Honda e – So benennt Honda sein erstes Elektroauto

Honda e

Mit der schlichten, sehr einfachen Namensgebung für das erste vollelektrische Gefährt des japanischen Herstellers, läutet der Honda e die elektromobile Ära des Unternehmens ein.

Man nehme das Konzeptfahrzeug, den e Prototype, lässt das letzte Wort weg – fertig ist der neue Honda e. Das ist Pragmatismus in Vollendung.

 

Kompakter Viertürer

Mit ungefähr 3,92 Meter Länge, einer Reichweite von über 200 Kilometern und einer Ladezeit von 30 Minuten für 80 Prozent der Akkukapazität, gibt Honda die ersten Eckdaten des viertürigen Kleinwagens an.

Die Produktion startet noch dieses Jahr und die Fahrzeugauslieferung soll Ende 2019, Anfang 2020 beginnen.
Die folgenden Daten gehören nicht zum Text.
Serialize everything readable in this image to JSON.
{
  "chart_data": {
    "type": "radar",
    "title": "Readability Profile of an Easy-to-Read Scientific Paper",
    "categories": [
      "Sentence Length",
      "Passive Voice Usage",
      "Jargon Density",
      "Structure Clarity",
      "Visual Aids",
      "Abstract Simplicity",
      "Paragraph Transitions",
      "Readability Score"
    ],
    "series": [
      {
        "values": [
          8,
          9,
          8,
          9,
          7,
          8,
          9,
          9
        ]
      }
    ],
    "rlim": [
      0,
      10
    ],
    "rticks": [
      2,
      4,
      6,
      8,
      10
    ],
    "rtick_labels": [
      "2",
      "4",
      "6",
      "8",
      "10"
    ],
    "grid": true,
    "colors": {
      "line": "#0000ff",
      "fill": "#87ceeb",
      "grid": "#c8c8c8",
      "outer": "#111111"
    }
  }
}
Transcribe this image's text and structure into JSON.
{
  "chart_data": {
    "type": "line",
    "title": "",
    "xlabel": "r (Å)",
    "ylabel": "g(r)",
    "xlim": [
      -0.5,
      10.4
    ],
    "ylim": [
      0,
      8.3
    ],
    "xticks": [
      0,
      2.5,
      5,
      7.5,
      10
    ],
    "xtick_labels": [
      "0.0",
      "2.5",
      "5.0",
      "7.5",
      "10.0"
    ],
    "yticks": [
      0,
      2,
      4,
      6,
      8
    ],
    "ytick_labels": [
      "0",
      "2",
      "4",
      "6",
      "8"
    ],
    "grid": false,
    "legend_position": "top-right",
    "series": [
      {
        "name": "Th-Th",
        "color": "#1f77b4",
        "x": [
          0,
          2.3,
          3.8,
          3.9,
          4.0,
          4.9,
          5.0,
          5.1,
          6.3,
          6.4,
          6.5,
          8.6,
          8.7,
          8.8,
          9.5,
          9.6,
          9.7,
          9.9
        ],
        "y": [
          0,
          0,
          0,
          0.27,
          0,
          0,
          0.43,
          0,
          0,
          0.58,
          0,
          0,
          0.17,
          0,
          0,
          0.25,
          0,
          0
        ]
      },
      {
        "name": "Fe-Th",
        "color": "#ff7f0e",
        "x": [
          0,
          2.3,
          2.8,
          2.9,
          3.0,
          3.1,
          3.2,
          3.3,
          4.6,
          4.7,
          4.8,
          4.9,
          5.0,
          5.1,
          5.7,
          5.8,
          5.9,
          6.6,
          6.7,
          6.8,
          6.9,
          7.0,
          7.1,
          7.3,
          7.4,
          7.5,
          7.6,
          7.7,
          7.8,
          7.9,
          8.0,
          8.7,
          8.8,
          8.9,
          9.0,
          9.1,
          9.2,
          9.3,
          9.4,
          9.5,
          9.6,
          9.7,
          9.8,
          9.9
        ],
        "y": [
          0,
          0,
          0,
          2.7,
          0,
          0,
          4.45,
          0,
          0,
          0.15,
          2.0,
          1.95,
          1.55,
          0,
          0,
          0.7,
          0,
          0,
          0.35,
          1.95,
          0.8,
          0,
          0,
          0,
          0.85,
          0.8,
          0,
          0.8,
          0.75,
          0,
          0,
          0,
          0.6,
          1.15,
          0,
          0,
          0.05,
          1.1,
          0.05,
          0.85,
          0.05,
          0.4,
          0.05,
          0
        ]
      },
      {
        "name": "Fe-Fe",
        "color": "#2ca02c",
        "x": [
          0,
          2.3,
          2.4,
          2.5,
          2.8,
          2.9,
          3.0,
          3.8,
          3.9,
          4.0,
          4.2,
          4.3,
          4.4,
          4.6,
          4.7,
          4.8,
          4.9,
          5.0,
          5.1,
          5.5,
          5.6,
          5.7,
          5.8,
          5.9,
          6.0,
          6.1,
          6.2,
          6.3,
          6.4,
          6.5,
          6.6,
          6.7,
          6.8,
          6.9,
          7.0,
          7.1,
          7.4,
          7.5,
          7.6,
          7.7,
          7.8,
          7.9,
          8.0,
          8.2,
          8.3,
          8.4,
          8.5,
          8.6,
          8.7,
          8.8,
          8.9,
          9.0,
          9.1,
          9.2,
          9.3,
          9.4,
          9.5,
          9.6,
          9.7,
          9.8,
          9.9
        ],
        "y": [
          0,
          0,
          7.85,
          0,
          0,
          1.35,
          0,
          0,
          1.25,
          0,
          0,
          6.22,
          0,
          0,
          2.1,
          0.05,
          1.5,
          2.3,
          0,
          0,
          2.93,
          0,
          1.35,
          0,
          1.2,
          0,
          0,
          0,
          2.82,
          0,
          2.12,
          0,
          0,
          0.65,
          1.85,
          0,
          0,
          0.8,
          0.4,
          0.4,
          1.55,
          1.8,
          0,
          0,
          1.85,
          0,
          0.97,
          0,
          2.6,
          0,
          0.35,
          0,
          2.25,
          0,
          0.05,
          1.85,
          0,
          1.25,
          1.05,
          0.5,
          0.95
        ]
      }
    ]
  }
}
Laut Hersteller soll die Serienversion des neuen Elektro-Kleinwagens zu ungefähr 95 Prozent des Anfang des Jahres vorgestellten Konzeptfahrzeugs e Prototype entsprechen.

 

Honda e Prototype
95 Prozent – Der Honda e entspricht fast in Gänze dem hier in Genf gezeigte e Prototype.

 

 

Mehrere Versionen geplant

Da der Honda e in großer Stückzahl geplant ist, sind weitere Versionen denkbar. Unter anderem auch leistungsfähiger in puncto Antrieb und/oder Reichweite. Auch ist neben dem ersten Honda e mit seinem Heckantrieb – zwei Motoren liefern ihre Kraft an de Hinterachse – später ein Allradantrieb denkbar.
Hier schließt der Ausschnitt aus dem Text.